Mis à jour le 11/04/2019 à 08:41 Publié le 11/04/2019 à 08:15
Le prince Albert II et l'imposant Premier ministre d'Albanie, Edi Rama.

Le prince Albert II et l'imposant Premier ministre d'Albanie, Edi Rama. Photo Gaëtan Luci / Palais princier

Ce qu'il faut retenir de la visite officielle du Premier ministre albanais en Principauté

Edi Rama était l’hôte du prince Albert II, ce mercredi, pour une rencontre bilatérale suivie de plusieurs rendez-vous visant à tisser des liens entre les deux pays. Une visite menée au pas de charge. Le président de la République d'Albanie devrait venir à Monaco en octobre prochain.

Après sa visite officielle en Albanie en octobre dernier, le prince Albert II a rendu la pareille hier en accueillant le Premier ministre de la République albanaise, Edi Rama, pour vingt-quatre heures d’échanges en Principauté. Arrivé au Palais princier en fin de matinée, ce dernier a retrouvé le Prince, rencontré en octobre à Tirana, pour une rencontre bilatérale.

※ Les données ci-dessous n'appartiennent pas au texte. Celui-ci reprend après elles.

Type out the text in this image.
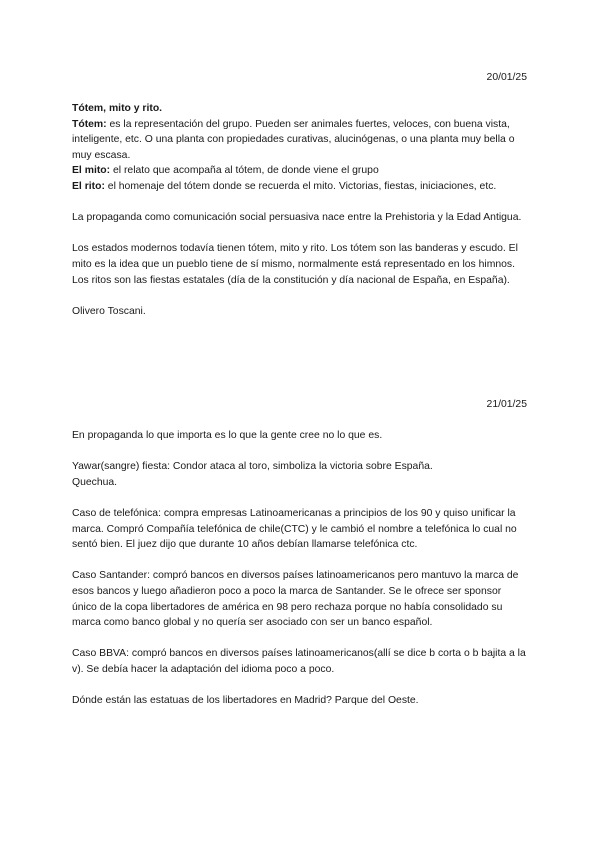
20/01/25

Tótem, mito y rito.

Tótem: es la representación del grupo. Pueden ser animales fuertes, veloces, con buena vista, inteligente, etc. O una planta con propiedades curativas, alucinógenas, o una planta muy bella o muy escasa.

El mito: el relato que acompaña al tótem, de donde viene el grupo

El rito: el homenaje del tótem donde se recuerda el mito. Victorias, fiestas, iniciaciones, etc.

La propaganda como comunicación social persuasiva nace entre la Prehistoria y la Edad Antigua.

Los estados modernos todavía tienen tótem, mito y rito. Los tótem son las banderas y escudo. El mito es la idea que un pueblo tiene de sí mismo, normalmente está representado en los himnos. Los ritos son las fiestas estatales (día de la constitución y día nacional de España, en España).

Olivero Toscani.

21/01/25

En propaganda lo que importa es lo que la gente cree no lo que es.

Yawar(sangre) fiesta: Condor ataca al toro, simboliza la victoria sobre España.

Quechua.

Caso de telefónica: compra empresas Latinoamericanas a principios de los 90 y quiso unificar la marca. Compró Compañía telefónica de chile(CTC) y le cambió el nombre a telefónica lo cual no sentó bien. El juez dijo que durante 10 años debían llamarse telefónica ctc.

Caso Santander: compró bancos en diversos países latinoamericanos pero mantuvo la marca de esos bancos y luego añadieron poco a poco la marca de Santander. Se le ofrece ser sponsor único de la copa libertadores de américa en 98 pero rechaza porque no había consolidado su marca como banco global y no quería ser asociado con ser un banco español.

Caso BBVA: compró bancos en diversos países latinoamericanos(allí se dice b corta o b bajita a la v). Se debía hacer la adaptación del idioma poco a poco.

Dónde están las estatuas de los libertadores en Madrid? Parque del Oeste.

Un Premier ministre à la carrure de rugbyman - il mesure presque 2 mètres - qui s’exprime dans un français parfait, souvenir de l’époque où il vivait à Paris.

Décoré par le Prince au Palais

Au cours d’une cérémonie officielle dans la salle des Gardes, le souverain a ensuite remis à son hôte la croix de commandeur dans l’Ordre de Saint-Charles, avant un déjeuner servi dans le salon des Glaces et partagé par les deux délégations.

Le Premier ministre Rama était accompagné de Blendi Klosi, ministre du Tourisme et de l’Environnement, Etjen Xhafaj, vice-ministre Europe et Affaires étrangères, Dritan Tola, ambassadeur d’Albanie en France, Endri Fuga, directeur de la communication auprès du Premier ministre, Sokol Nano, directeur de l’Agence de développement et de l’investissement, et Julien Roche, président de la Chambre de commerce France-Albanie et conseiller du Premier ministre.

Une délégation quelque peu préoccupée après le vol, mardi à Tirana, de plusieurs millions d’euros à bord d’un avion d’Australian Airlines sur le tarmac de l’aéroport.

Un petit tour au NMNM...

Plus tôt dans la matinée, Edi Rama avait entamé sa journée monégasque au Nouveau Musée national de Monaco. Guidé par Marie-Claude Béaud et Cristiano Raimondi, le Premier ministre a découvert le montage de l’exposition d’Ettore Spalletti.

... et A la Fondation Prince albert II

La visite officielle a aussi fait étape au siège de la Fondation Prince Albert II. En matière environnementale, plusieurs projets communs ont récemment été initiés par le gouvernement albanais. Notamment pour aider au financement d’aires marines protégées durables en Méditerranée. Et lutter contre les pollutions plastiques dans le pays, dans le cadre de l’initiative BeMed, soutenue par la fondation.

Séquence business au MEB

Dernière étape, c’est une séquence business qui attendait la délégation albanaise au Yacht-club, avec une rencontre coordonnée par le Monaco Economic Board qui avait réuni des acteurs économiques de la Principauté. Laissant entrevoir des intérêts pour des investisseurs monégasques dans le domaine de l’industrie pour se tourner vers l’Albanie. Autre domaine ? En matière de yachting, les autorités albanaises pourraient s’appuyer sur l’expertise monégasque dans le cadre d’un projet de développement d’une marina de luxe sur la côte adriatique.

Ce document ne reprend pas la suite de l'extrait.